"I know Hilmer, that's all."

Storch continued his searching scrutiny. Fred felt uneasy—it seemed as if this man opposite him was drawing the innermost secret of his soul to the surface. Finally Storch rubbed his hands together with an air of satisfaction as he said:

"So you know Hilmer!… That makes you all the more interesting… Well, well, let's be moving. I'll put you up for the night. I've got a shelter, such as it is."

Fred rose. He had an impulse to refuse. There was something uncanny about the power of Storch. He was at once fascinating and repulsive. But, on second thought, any shelter was better than a night spent on the streets. He had had two months of buffeting and he was ready for even an indifferent comfort.

He ended by going with his new-found friend. They trotted south along the Embarcadero, hugging the shadows close. This street, once noisy with a coarse, guzzling gayety, was silent. A few disconsolate men hung about the emasculated bars trying to rouse their sluggish spirits on colicky draughts of near beer and grape juice, but the effect was dismal and forbidding. Fred felt a great depression overwhelm him.

He had grown accustomed to the silence of the open spaces, but this silence of the city had a portentous quality which frightened him. It reminded him of that ominous quiet that had settled down on Fairview after that heartbreaking celebration on Christmas Eve. What were men doing with their idle moments? How were they escaping from the drab to-day? Did the crowded lobbies of the sailors' lodging houses spell the final word in the bleak entertainment that intolerance had left them? Upon one of the street corners a Salvation Army lassie harangued an indifferent handful. But there seemed nothing now from which to save these men except monotony, and religion of the fife-and-drum order was offering only a very dreary escape. Did the moral values of negative virtue make men any more admirable? he found himself wondering.

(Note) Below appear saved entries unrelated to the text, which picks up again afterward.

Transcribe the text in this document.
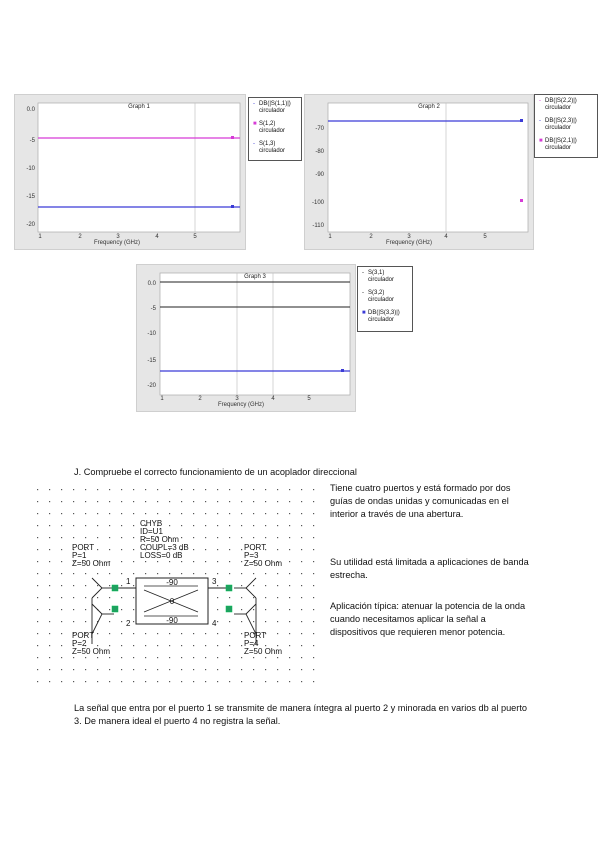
Graph 1
0.0
-5
-10
-15
-20
1	2	3	4	5
Frequency (GHz)
- DB(|S(1,1)|)
circulador
■ S(1,2)
circulador
- S(1,3)
circulador
Graph 2
-70
-80
-90
-100
-110
1	2	3	4	5
Frequency (GHz)
- DB(|S(2,2)|)
circulador
- DB(|S(2,3)|)
circulador
■ DB(|S(2,1)|)
circulador
Graph 3
0.0
-5
-10
-15
-20
1	2	3	4	5
Frequency (GHz)
- S(3,1)
circulador
- S(3,2)
circulador
■ DB(|S(3,3)|)
circulador
J. Compruebe el correcto funcionamiento de un acoplador direccional
-90
0
-90
1
2
3
4
CHYB
ID=U1
R=50 Ohm
COUPL=3 dB
LOSS=0 dB
PORT
P=1
Z=50 Ohm
PORT
P=3
Z=50 Ohm
PORT
P=2
Z=50 Ohm
PORT
P=4
Z=50 Ohm
Tiene cuatro puertos y está formado por dos guías de ondas unidas y comunicadas en el interior a través de una abertura.
Su utilidad está limitada a aplicaciones de banda estrecha.
Aplicación típica: atenuar la potencia de la onda cuando necesitamos aplicar la señal a dispositivos que requieren menor potencia.
La señal que entra por el puerto 1 se transmite de manera íntegra al puerto 2 y minorada en varios db al puerto 3. De manera ideal el puerto 4 no registra la señal.
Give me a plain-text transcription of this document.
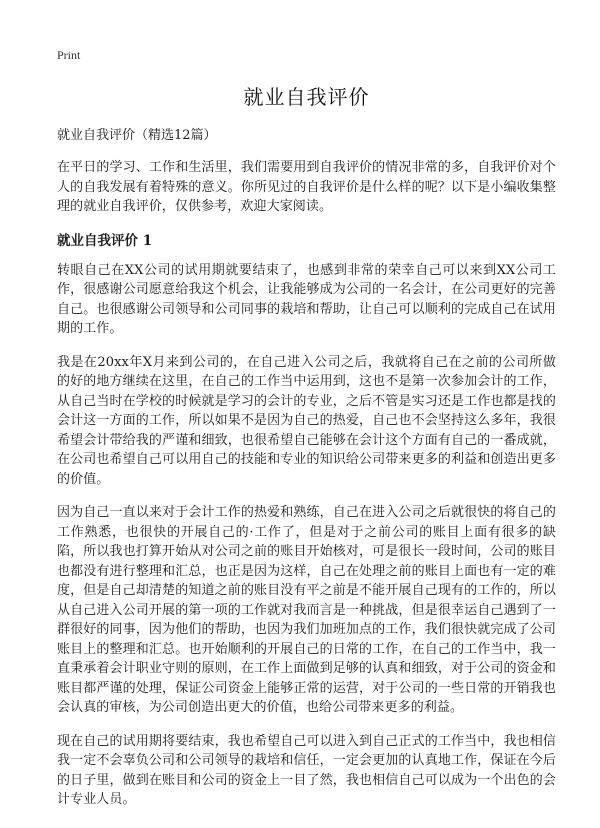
Print
就业自我评价
就业自我评价（精选12篇）

在平日的学习、工作和生活里，我们需要用到自我评价的情况非常的多，自我评价对个人的自我发展有着特殊的意义。你所见过的自我评价是什么样的呢？以下是小编收集整理的就业自我评价，仅供参考，欢迎大家阅读。

就业自我评价 1

转眼自己在XX公司的试用期就要结束了，也感到非常的荣幸自己可以来到XX公司工作，很感谢公司愿意给我这个机会，让我能够成为公司的一名会计，在公司更好的完善自己。也很感谢公司领导和公司同事的栽培和帮助，让自己可以顺利的完成自己在试用期的工作。

我是在20xx年X月来到公司的，在自己进入公司之后，我就将自己在之前的公司所做的好的地方继续在这里，在自己的工作当中运用到，这也不是第一次参加会计的工作，从自己当时在学校的时候就是学习的会计的专业，之后不管是实习还是工作也都是找的会计这一方面的工作，所以如果不是因为自己的热爱，自己也不会坚持这么多年，我很希望会计带给我的严谨和细致，也很希望自己能够在会计这个方面有自己的一番成就，在公司也希望自己可以用自己的技能和专业的知识给公司带来更多的利益和创造出更多的价值。

因为自己一直以来对于会计工作的热爱和熟练，自己在进入公司之后就很快的将自己的工作熟悉，也很快的开展自己的·工作了，但是对于之前公司的账目上面有很多的缺陷，所以我也打算开始从对公司之前的账目开始核对，可是很长一段时间，公司的账目也都没有进行整理和汇总，也正是因为这样，自己在处理之前的账目上面也有一定的难度，但是自己却清楚的知道之前的账目没有平之前是不能开展自己现有的工作的，所以从自己进入公司开展的第一项的工作就对我而言是一种挑战，但是很幸运自己遇到了一群很好的同事，因为他们的帮助，也因为我们加班加点的工作，我们很快就完成了公司账目上的整理和汇总。也开始顺利的开展自己的日常的工作，在自己的工作当中，我一直秉承着会计职业守则的原则，在工作上面做到足够的认真和细致，对于公司的资金和账目都严谨的处理，保证公司资金上能够正常的运营，对于公司的一些日常的开销我也会认真的审核，为公司创造出更大的价值，也给公司带来更多的利益。

现在自己的试用期将要结束，我也希望自己可以进入到自己正式的工作当中，我也相信我一定不会辜负公司和公司领导的栽培和信任，一定会更加的认真地工作，保证在今后的日子里，做到在账目和公司的资金上一目了然，我也相信自己可以成为一个出色的会计专业人员。
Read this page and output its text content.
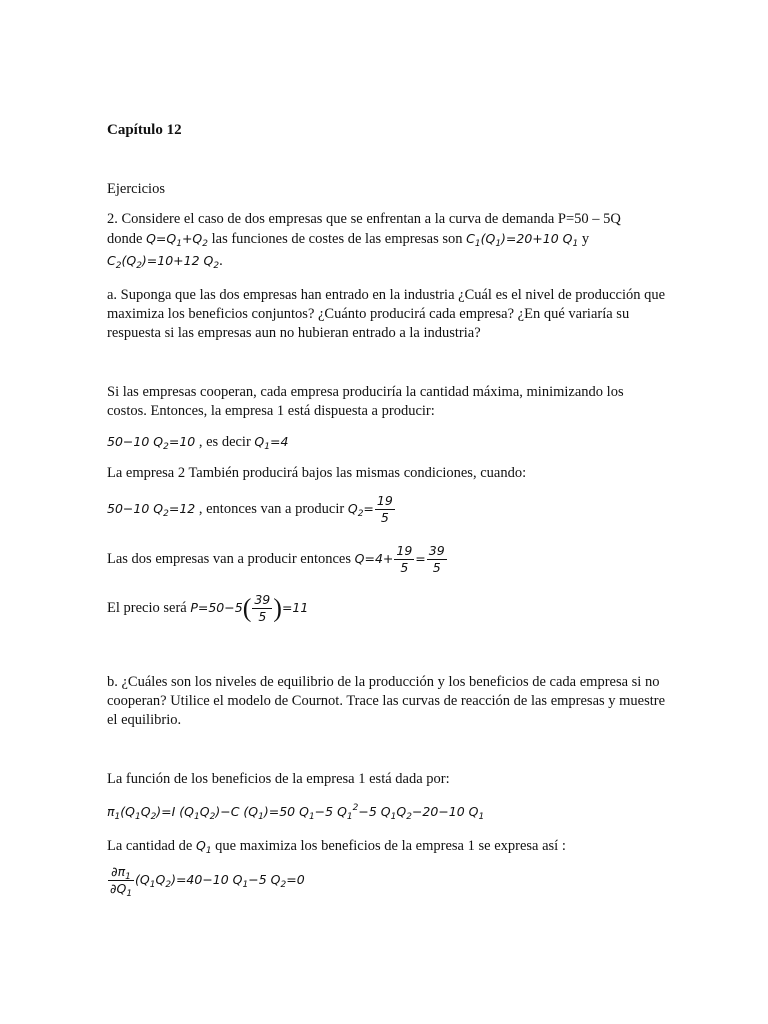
Capítulo 12
Ejercicios
2. Considere el caso de dos empresas que se enfrentan a la curva de demanda P=50 – 5Q
donde $Q=Q_1+Q_2$ las funciones de costes de las empresas son $C_1(Q_1)=20+10$ $Q_1$ y
$C_2(Q_2)=10+12$ $Q_2$.

a. Suponga que las dos empresas han entrado en la industria ¿Cuál es el nivel de producción que maximiza los beneficios conjuntos? ¿Cuánto producirá cada empresa? ¿En qué variaría su respuesta si las empresas aun no hubieran entrado a la industria?

Si las empresas cooperan, cada empresa produciría la cantidad máxima, minimizando los costos. Entonces, la empresa 1 está dispuesta a producir:

50−10 $Q_2=10$ , es decir $Q_1=4$
La empresa 2 También producirá bajos las mismas condiciones, cuando:
50−10 $Q_2=12$ , entonces van a producir $Q_2= \frac{19}{5}$
Las dos empresas van a producir entonces $Q=4+ \frac{19}{5} = \frac{39}{5}$
El precio será $P=50-5( \frac{39}{5} )=11$

b. ¿Cuáles son los niveles de equilibrio de la producción y los beneficios de cada empresa si no cooperan? Utilice el modelo de Cournot. Trace las curvas de reacción de las empresas y muestre el equilibrio.

La función de los beneficios de la empresa 1 está dada por:
$\pi_1(Q_1Q_2)=I$ $(Q_1Q_2)-C$ $(Q_1)=50$ $Q_1-5$ $Q_1^2-5$ $Q_1Q_2-20-10$ $Q_1$
La cantidad de $Q_1$ que maximiza los beneficios de la empresa 1 se expresa así :
$\frac{\partial\pi_1}{\partial Q_1} (Q_1Q_2)=40-10$ $Q_1-5$ $Q_2=0$
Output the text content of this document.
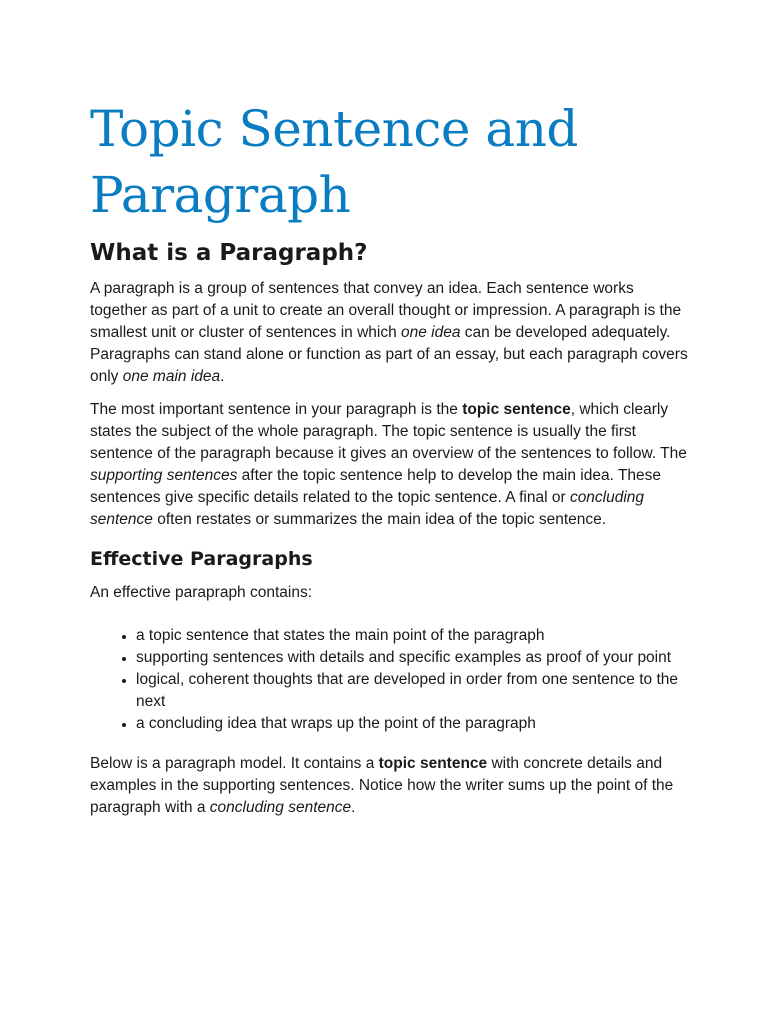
Topic Sentence and
Paragraph
What is a Paragraph?

A paragraph is a group of sentences that convey an idea. Each sentence works together as part of a unit to create an overall thought or impression. A paragraph is the smallest unit or cluster of sentences in which one idea can be developed adequately. Paragraphs can stand alone or function as part of an essay, but each paragraph covers only one main idea.

The most important sentence in your paragraph is the topic sentence, which clearly states the subject of the whole paragraph. The topic sentence is usually the first sentence of the paragraph because it gives an overview of the sentences to follow. The supporting sentences after the topic sentence help to develop the main idea. These sentences give specific details related to the topic sentence. A final or concluding sentence often restates or summarizes the main idea of the topic sentence.

Effective Paragraphs

An effective parapraph contains:

• a topic sentence that states the main point of the paragraph
• supporting sentences with details and specific examples as proof of your point
• logical, coherent thoughts that are developed in order from one sentence to the next
• a concluding idea that wraps up the point of the paragraph

Below is a paragraph model. It contains a topic sentence with concrete details and examples in the supporting sentences. Notice how the writer sums up the point of the paragraph with a concluding sentence.
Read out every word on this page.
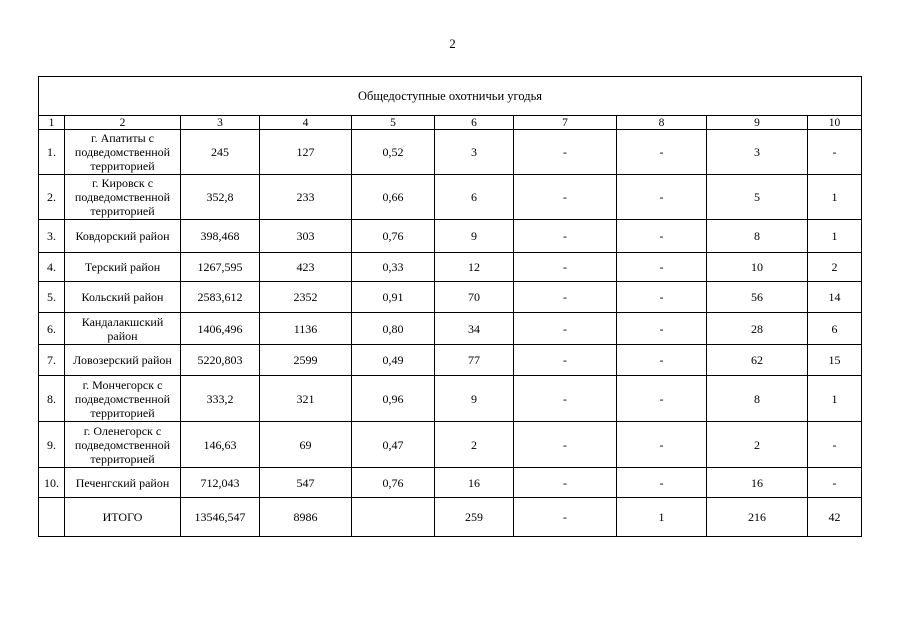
2
Общедоступные охотничьи угодья									
1	2	3	4	5	6	7	8	9	10
1.	г. Апатиты с подведомственной территорией	245	127	0,52	3	-	-	3	-
2.	г. Кировск с подведомственной территорией	352,8	233	0,66	6	-	-	5	1
3.	Ковдорский район	398,468	303	0,76	9	-	-	8	1
4.	Терский район	1267,595	423	0,33	12	-	-	10	2
5.	Кольский район	2583,612	2352	0,91	70	-	-	56	14
6.	Кандалакшский район	1406,496	1136	0,80	34	-	-	28	6
7.	Ловозерский район	5220,803	2599	0,49	77	-	-	62	15
8.	г. Мончегорск с подведомственной территорией	333,2	321	0,96	9	-	-	8	1
9.	г. Оленегорск с подведомственной территорией	146,63	69	0,47	2	-	-	2	-
10.	Печенгский район	712,043	547	0,76	16	-	-	16	-
	ИТОГО	13546,547	8986		259	-	1	216	42
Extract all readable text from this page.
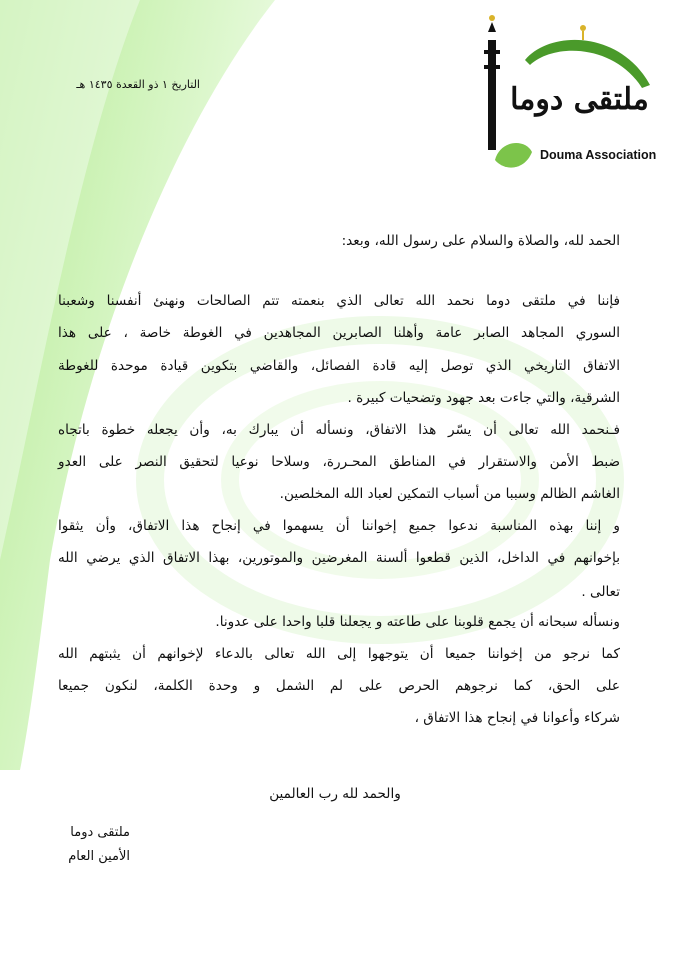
التاريخ ١ ذو القعدة ١٤٣٥ هـ	ملتقى دوما
Douma Association
الحمد لله، والصلاة والسلام على رسول الله، وبعد:
فإننا في ملتقى دوما نحمد الله تعالى الذي بنعمته تتم الصالحات ونهنئ أنفسنا وشعبنا
السوري المجاهد الصابر عامة وأهلنا الصابرين المجاهدين في الغوطة خاصة ، على هذا
الاتفاق التاريخي الذي توصل إليه قادة الفصائل، والقاضي بتكوين قيادة موحدة للغوطة
الشرقية، والتي جاءت بعد جهود وتضحيات كبيرة .
فـنحمد الله تعالى أن يسّر هذا الاتفاق، ونسأله أن يبارك به، وأن يجعله خطوة باتجاه
ضبط الأمن والاستقرار في المناطق المحـررة، وسلاحا نوعيا لتحقيق النصر على العدو
الغاشم الظالم وسببا من أسباب التمكين لعباد الله المخلصين.
و إننا بهذه المناسبة ندعوا جميع إخواننا أن يسهموا في إنجاح هذا الاتفاق، وأن يثقوا
بإخوانهم في الداخل، الذين قطعوا ألسنة المغرضين والموتورين، بهذا الاتفاق الذي يرضي الله
تعالى .
ونسأله سبحانه أن يجمع قلوبنا على طاعته و يجعلنا قلبا واحدا على عدونا.
كما نرجو من إخواننا جميعا أن يتوجهوا إلى الله تعالى بالدعاء لإخوانهم أن يثبتهم الله
على الحق، كما نرجوهم الحرص على لم الشمل و وحدة الكلمة، لنكون جميعا
شركاء وأعوانا في إنجاح هذا الاتفاق ،
والحمد لله رب العالمين
ملتقى دوما
الأمين العام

Storch led the way in silence. Finally they turned up toward the slopes of Rincon Hill. A cluster of shacks, clinging crazily to the tawny banks, loomed ahead in the darkness. Storch clambered along a beaten trail and presently he leaped toward the broader confines of a street which opened its arms abruptly to receive them. Fred followed. The thoroughfare upon which he found himself standing was little more than a lane, hedged on either side by crazy structures that nearly all had sprung to rambling life from one-roomed refugee shacks which had dotted the city after the fire and earthquake. Most of them were vine clad and brightened with beds of scarlet geraniums, but the house before which Storch halted rose uncompromisingly from the sun-baked ground without the charity of a covering. Storch turned the key and threw the door open, motioning Fred to enter. Fred did as he was bidden and found himself in a cluttered room, showing harshly in the light streaming in from a near-by street lamp. The air was foul with stale tobacco, refuse, and imprisoned odors of innumerable greasy meals and the sweaty apparel of men who work with their hands.

Storch lighted a lamp. A tumble-down couch stood against the wall, and in an opposite corner a heap of tattered quilts had been flung disdainfully. Tables and chairs and even the floor were piled with papers and cheaply covered books and tattered magazines.

Storch pointed to the couch. "You sleep there to-night. I'll roll up on the floor."

It never occurred to Fred to protest. The two began to shed their outer garments. Fred crawled in between the musty quilts. Storch blew out the lamp, and Fred saw him move toward the quilts in the corner. Without bothering to straighten them out he flung himself down and pulled a covering over him. The light from the street lamp continued to flood the room. Presently Fred heard Storch chuckling.